I'm building a smoker, and I welded the hinges on this afternoon. I'm not particularly happy with the quality of my welds, and I was hoping to get some feedback from the more experienced members.
Background info: the pipe is 3/8", the hinges appear to be made of 1/4" material. Yes, the pipe is rusty, but I wire-brushed the weldment site thoroughly (knotted wheel on a handheld grinder). MM252, .030 ER70S6, 24.3V/500ipm (recommended setting), 25CFH of C25.
Back to the OP's problem.
Miller's machine settings recommendations should produce great welds. There's quite a bit of variation in settings that can be accommodated by other techniques and experience, but for beginning, just use Millers settings. you have PLENTY OF TIME in the years ahead, to try settings other than Miller's. For now you have bigger fish to fry (the hand).
The wire brand is fine, the wire size is fine.

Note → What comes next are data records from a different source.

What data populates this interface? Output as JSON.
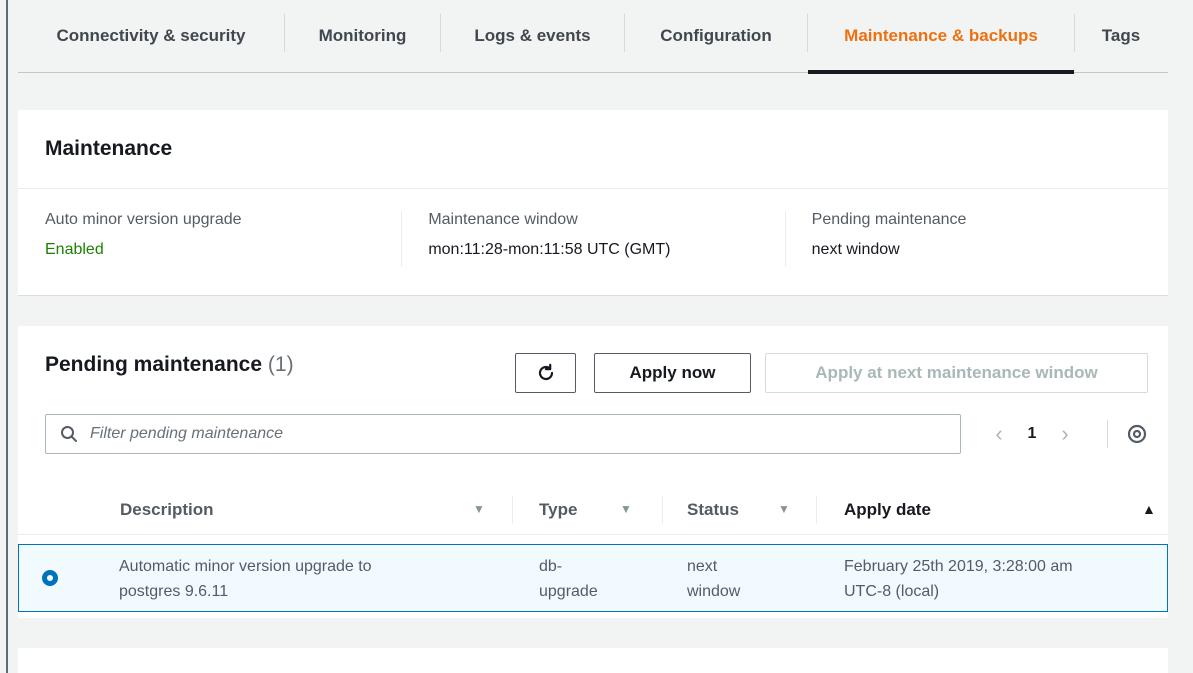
{
  "tabs": [
    {
      "label": "Connectivity & security"
    },
    {
      "label": "Monitoring"
    },
    {
      "label": "Logs & events"
    },
    {
      "label": "Configuration"
    },
    {
      "label": "Maintenance & backups"
    },
    {
      "label": "Tags"
    }
  ],
  "active_tab": "Maintenance & backups",
  "maintenance": {
    "title": "Maintenance",
    "auto_minor_label": "Auto minor version upgrade",
    "auto_minor_value": "Enabled",
    "window_label": "Maintenance window",
    "window_value": "mon:11:28-mon:11:58 UTC (GMT)",
    "pending_label": "Pending maintenance",
    "pending_value": "next window"
  },
  "pending": {
    "title": "Pending maintenance",
    "count": "(1)",
    "apply_now_label": "Apply now",
    "apply_next_label": "Apply at next maintenance window",
    "filter_placeholder": "Filter pending maintenance",
    "page": "1",
    "columns": {
      "description": "Description",
      "type": "Type",
      "status": "Status",
      "apply_date": "Apply date"
    },
    "rows": [
      {
        "description_l1": "Automatic minor version upgrade to",
        "description_l2": "postgres 9.6.11",
        "type_l1": "db-",
        "type_l2": "upgrade",
        "status_l1": "next",
        "status_l2": "window",
        "apply_date_l1": "February 25th 2019, 3:28:00 am",
        "apply_date_l2": "UTC-8 (local)"
      }
    ]
  },
  "colors": {
    "accent": "#ec7211",
    "enabled": "#1d8102",
    "selected_border": "#0073bb"
  },
  "icons": {
    "refresh": "refresh-icon",
    "search": "search-icon",
    "prev": "chevron-left-icon",
    "next": "chevron-right-icon",
    "settings": "gear-icon"
  }
}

My guess is that welding outdoors the wind blew your C25 gas away at those moments of porosity. Or you're cussing too hard, try cussing out of the corner of your mouth.
Ranging betw 1/4 & 3/8 stick out is good.
The metal is clean enough for a good weld.
You clearly need better control of your welding hand. See this pic, this is what you want to do. Draw this with a pencil, on paper, then follow it with your MIG gun - with 3/8" stick out. To get a feel for it. Practice a little on the paper with your MIG gun, find ways to support, or rest your hand to get better control. Then practice welding on scraps. You can do this in about 1/2 hour of actual practicing.
I can tell this exercise will be difficult for you because you went STRAIGHT to the finished article (the smoker) right off the bat. But you asked for advice and here it is. (maybe for the next smoker?
Your J pattern may end up a little "tighter" than I've drawn. This J pattern was due to a "Shield Arc tip" (that I read on TBN a couple years ago) and was the single biggest improvement to -->my welding<-- that I can think of. Whether it's actually what he meant by "a series of little Js" I don't know but this is how I do it now. I'm just a regular hobby/maintenance welder I git er done.